And the oar slaves bowed before him

And begged for him to tell his tale.

When he captured the ships,

This was his song.”

That was Theophanu, accompanying him. Though the king’s court was in a constant hum, and had been since morning, she sat calmly and strummed a lute in time to her brother’s sweet singing.

The other sister, small and dark and neat, was Sapientia. She paced back and forth, back and forth, like a caged animal. Hanna took a hesitant step forward. Sapientia saw her, began to rush toward her, then stopped short, recalling her position. She beckoned.

“Do you have a message for me, Eagle?” she demanded.

Without losing track of the song, Theophanu raised her eyes briefly to take in the scene and went back to her playing. Ekkehard sang on, oblivious.

Hanna dropped to touch a knee to the floor. “Yes. King Henry charges you to go now to the smith’s quarters.”

“Hai!” said Sapientia under her breath, exultant. She turned and gestured to her servingwomen, who sat sewing near the fire. “Come!” she said, and strode out so quickly they had to drop their sewing work on the bench and had not even time to grab cloaks before running out after her.

Hanna hesitated. Ekkehard was well into the song by now, a song within a song, really, wherein the hero Sigisfrid relates to the hapless oar slaves his many great deeds as well as revealing for the first time his forbidden love for his cousin Waltharia, the love that would doom them both. Ekkehard had, in fact, an astonishing command of the epic. Hanna had heard old master bards sing from the great epic while taking a night’s lodging at the inn, and while Ekkehard’s rendition was clearly immature, it was still compelling.

Theophanu glanced up again to study Hanna. The princess’ gaze was clear and completely unreadable. Suddenly self-conscious, Hanna backed away and ran right into one of the Lions.

He steadied her with a grin. “Begging your pardon, my friend,” he said. “You rode in from Gent with the other Eagle, this morning.”

“Yes.”

“You’re new to the Eagles?”

She nodded. She didn’t quite trust him: He was a good-looking young man, and the few good-looking men in Heart’s Rest—like her brother Thancmar—were, in her experience, full of themselves.

He opened the door, grinned at his companion guard, and followed her outside. “Where are you barracked tonight?” he asked. He did have a pleasant smile, and a pleasing face, and very nice shoulders, but Hanna loathed men who were full of their own self-importance. All, except Hugh. She shoved that thought away.

“With the Eagles, I expect,” she said coldly. “Wherever they sleep.”

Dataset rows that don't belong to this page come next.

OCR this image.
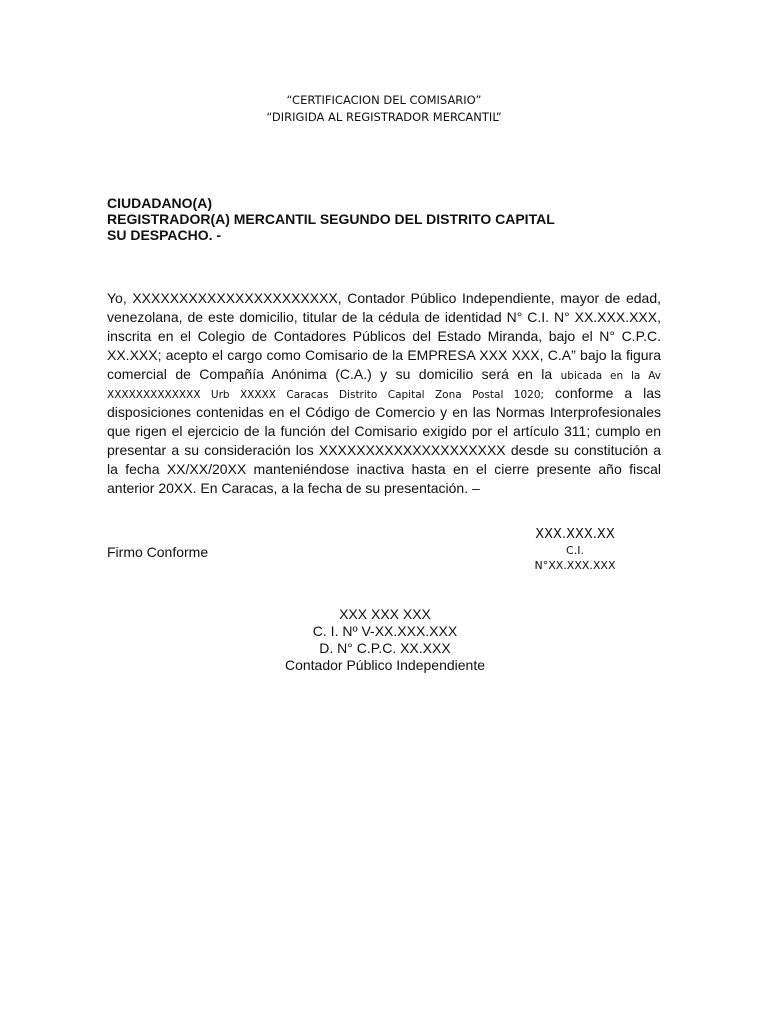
“CERTIFICACION DEL COMISARIO”
“DIRIGIDA AL REGISTRADOR MERCANTIL”
CIUDADANO(A)
REGISTRADOR(A) MERCANTIL SEGUNDO DEL DISTRITO CAPITAL
SU DESPACHO. -
Yo, XXXXXXXXXXXXXXXXXXXXXX, Contador Público Independiente, mayor de edad,
venezolana, de este domicilio, titular de la cédula de identidad N° C.I. N° XX.XXX.XXX,
inscrita en el Colegio de Contadores Públicos del Estado Miranda, bajo el N° C.P.C.
XX.XXX; acepto el cargo como Comisario de la EMPRESA XXX XXX, C.A” bajo la figura
comercial de Compañía Anónima (C.A.) y su domicilio será en la ubicada en la Av
XXXXXXXXXXXXX Urb XXXXX Caracas Distrito Capital Zona Postal 1020; conforme a las
disposiciones contenidas en el Código de Comercio y en las Normas Interprofesionales
que rigen el ejercicio de la función del Comisario exigido por el artículo 311; cumplo en
presentar a su consideración los XXXXXXXXXXXXXXXXXXXX desde su constitución a
la fecha XX/XX/20XX manteniéndose inactiva hasta en el cierre presente año fiscal
anterior 20XX. En Caracas, a la fecha de su presentación. –
Firmo Conforme
XXX.XXX.XX
C.I.
N°XX.XXX.XXX
XXX XXX XXX
C. I. Nº V-XX.XXX.XXX
D. N° C.P.C. XX.XXX
Contador Público Independiente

He considered. In the torch-lit entryway, he did not appear downcast or offended by her rejection. In fact, she was not entirely sure he had taken her words as rejection. “Well, if we’ll not be barracked together,” he said quickly, glancing behind him. “I’m on duty, so I haven’t time to talk. You were at Gent. Did you see the Dragons there?”

“We saw one company of them, but I never got inside the city. We turned back, Hathui and I.”

“Was there a woman with them, do you know?”

“A woman? With the Dragons? Not that I noticed.”

“Ai.” He grimaced, disappointed. Had he a sweetheart among the Dragons? Having misjudged him, she suddenly found him rather attractive. “My sister rides with the Dragons.”

“Your sister?”

He laughed outright. “You’re thinking a common-born lad like me has no business having a sister in the Dragons.”

Since she was thinking so, she did not deny it.

“It’s true most of them are nobleborn, bastards usually, or younger sons without a bequest to get them into the church. But my sister never wanted anything except to fight. She dedicated herself to St. Andrea very young, before even her first bleeding, and couldn’t be swayed. She joined the Lions, bludgeoned her way into them, more like. I followed after her.”

Hanna remembered how her young brother Karl had looked at her the day she rode away from the Heart’s Rest as a newly-hatched Eagle. Had this young man watched his sister ride away so? Had he followed her, years later, because of that admiration?

“She distinguished herself,” the Lion continued, eager to talk about his sister in front of a new audience. “Saved the Dragon banner, she did. Some say she saved the prince’s life, although others say no man or woman can do that. That he’s under a geas, spoken on him when he was an infant by his mother, that he can’t be killed by mortal hands or some such kind of thing. Ai, well. I say she saved his life.”